To configure RACF so that DCAS can run as a system daemon, follow the steps and examples in this section.
In the sample RACF commands below, italicized items should be replaced with values appropriate for your environment.
NOTE:For information on RACF commands, refer to these References: OS/390 SecureWay® Security Server RACF Security Administrator's Guide and OS/390 SecureWay® Security Server RACF Command Language Reference.
The DCAS server runs as a system daemon and must be started under a controlled user ID that has superuser authority (that is, not an end-user or system programmer user ID). To define the user ID to use OMVS services, use the following command:
ADDUSER dcasid DFLTGRP(OMVSGRP) OMVS(UID(0) HOME('/'))

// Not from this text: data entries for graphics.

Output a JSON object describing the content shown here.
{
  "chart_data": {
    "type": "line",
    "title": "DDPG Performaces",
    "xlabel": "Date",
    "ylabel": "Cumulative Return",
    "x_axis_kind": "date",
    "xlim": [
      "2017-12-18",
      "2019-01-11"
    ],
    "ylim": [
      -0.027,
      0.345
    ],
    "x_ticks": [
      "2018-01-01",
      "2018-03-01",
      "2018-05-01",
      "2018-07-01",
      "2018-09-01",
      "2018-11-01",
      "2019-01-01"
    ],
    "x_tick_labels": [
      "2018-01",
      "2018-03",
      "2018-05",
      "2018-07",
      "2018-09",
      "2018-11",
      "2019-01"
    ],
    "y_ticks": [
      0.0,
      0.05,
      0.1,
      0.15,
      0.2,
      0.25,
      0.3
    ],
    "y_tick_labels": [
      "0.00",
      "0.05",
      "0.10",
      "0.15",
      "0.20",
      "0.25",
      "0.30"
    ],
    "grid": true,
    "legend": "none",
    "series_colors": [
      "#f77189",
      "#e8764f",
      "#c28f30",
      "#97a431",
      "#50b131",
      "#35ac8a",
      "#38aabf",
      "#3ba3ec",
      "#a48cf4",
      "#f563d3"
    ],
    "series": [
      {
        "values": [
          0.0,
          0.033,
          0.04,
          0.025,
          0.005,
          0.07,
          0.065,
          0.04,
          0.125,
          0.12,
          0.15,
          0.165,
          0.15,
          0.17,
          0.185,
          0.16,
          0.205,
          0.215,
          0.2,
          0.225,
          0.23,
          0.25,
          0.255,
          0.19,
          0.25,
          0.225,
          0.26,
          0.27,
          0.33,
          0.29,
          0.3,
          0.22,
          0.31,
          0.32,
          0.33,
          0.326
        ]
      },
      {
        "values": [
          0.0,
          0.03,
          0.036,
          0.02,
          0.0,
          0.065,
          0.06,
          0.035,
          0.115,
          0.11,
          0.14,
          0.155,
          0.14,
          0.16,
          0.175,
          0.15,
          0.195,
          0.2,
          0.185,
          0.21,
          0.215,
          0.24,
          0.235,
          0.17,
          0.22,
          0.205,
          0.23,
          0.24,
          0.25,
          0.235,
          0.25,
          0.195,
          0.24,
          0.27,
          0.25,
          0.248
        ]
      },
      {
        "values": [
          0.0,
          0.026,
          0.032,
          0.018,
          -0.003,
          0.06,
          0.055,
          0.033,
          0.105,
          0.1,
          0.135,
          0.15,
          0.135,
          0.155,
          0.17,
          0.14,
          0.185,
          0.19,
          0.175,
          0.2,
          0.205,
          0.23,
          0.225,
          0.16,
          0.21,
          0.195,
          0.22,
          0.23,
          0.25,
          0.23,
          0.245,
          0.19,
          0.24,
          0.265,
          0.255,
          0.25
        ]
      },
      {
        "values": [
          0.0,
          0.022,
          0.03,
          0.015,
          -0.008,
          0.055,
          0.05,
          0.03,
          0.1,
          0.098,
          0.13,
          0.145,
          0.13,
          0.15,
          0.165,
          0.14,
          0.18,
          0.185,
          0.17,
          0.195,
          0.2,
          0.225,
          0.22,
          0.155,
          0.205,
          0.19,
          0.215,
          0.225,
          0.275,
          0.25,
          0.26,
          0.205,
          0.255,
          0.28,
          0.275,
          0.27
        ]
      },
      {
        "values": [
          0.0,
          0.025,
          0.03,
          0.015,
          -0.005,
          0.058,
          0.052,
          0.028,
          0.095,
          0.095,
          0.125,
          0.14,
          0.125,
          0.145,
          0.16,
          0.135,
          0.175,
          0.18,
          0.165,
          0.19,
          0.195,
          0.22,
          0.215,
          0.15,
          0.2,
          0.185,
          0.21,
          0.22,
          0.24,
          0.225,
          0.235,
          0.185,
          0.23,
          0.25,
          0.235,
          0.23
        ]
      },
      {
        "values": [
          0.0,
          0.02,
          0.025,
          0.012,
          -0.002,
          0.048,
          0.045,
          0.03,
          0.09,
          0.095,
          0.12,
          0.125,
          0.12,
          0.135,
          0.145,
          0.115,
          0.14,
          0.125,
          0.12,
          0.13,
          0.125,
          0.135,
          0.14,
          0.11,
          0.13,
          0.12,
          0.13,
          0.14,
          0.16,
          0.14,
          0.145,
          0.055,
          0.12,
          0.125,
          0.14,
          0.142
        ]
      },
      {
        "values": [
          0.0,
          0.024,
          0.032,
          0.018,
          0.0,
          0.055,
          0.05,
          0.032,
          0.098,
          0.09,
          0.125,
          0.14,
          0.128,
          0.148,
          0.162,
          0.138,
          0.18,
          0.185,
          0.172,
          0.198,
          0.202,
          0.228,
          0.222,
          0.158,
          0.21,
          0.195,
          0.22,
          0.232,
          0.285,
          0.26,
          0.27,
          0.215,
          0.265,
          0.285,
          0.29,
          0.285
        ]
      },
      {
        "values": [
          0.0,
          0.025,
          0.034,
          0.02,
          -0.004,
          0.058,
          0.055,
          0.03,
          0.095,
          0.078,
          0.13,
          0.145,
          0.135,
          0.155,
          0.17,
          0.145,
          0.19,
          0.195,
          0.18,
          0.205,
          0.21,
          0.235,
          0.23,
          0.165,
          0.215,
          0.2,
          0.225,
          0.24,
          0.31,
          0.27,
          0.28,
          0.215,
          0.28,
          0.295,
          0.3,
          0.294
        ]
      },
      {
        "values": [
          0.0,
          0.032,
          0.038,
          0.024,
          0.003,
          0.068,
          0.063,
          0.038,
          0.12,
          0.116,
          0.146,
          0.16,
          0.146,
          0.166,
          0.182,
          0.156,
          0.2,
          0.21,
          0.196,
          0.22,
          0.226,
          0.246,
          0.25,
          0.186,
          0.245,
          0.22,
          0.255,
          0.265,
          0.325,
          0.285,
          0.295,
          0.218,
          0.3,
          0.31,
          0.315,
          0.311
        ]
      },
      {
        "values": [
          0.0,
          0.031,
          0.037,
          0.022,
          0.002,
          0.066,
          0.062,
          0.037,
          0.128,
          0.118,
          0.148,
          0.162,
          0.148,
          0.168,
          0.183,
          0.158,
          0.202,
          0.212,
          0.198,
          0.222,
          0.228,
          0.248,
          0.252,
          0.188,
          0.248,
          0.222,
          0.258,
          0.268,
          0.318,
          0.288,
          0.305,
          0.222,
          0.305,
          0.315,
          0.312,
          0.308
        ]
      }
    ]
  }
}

where dcasid is the name of the user ID.
Starting DCAS from an MVS procedure requires that the user ID from which it is started have access to the MVS.SERVMGR.DCAS resource in the OPERCMDS class. To provide this access, use the following commands:
RDEFINE OPERCMDS (MVS.SERVMGR.DCAS) UACC(NONE) PERMIT MVS.SERVMGR.DCAS CLASS(OPERCMDS) ACCESS(CONTROL) ID
If DCAS is started as an MVS procedure, you will need the following RACF definition:
RDEFINE STARTED DCAS.* STDATA(USER(dcasid))
SETR RACLIST(STARTED) REFRESH
where dcasid is the name of the user ID.
If CLIENTAUTH LOCAL2 is coded in the DCAS configuration file, at a minimum, you must use RACF to associate the certificate with a valid user ID. You can do this using the RACDCERT ADD command. The user ID could be the one associated with DCAS itself or it could be any valid user ID. If you want additional checking, you must activate the SERVAUTH class and define an EZA.DCAS.cvtsysname profile with the user ID associated with the client certificate to access the profile.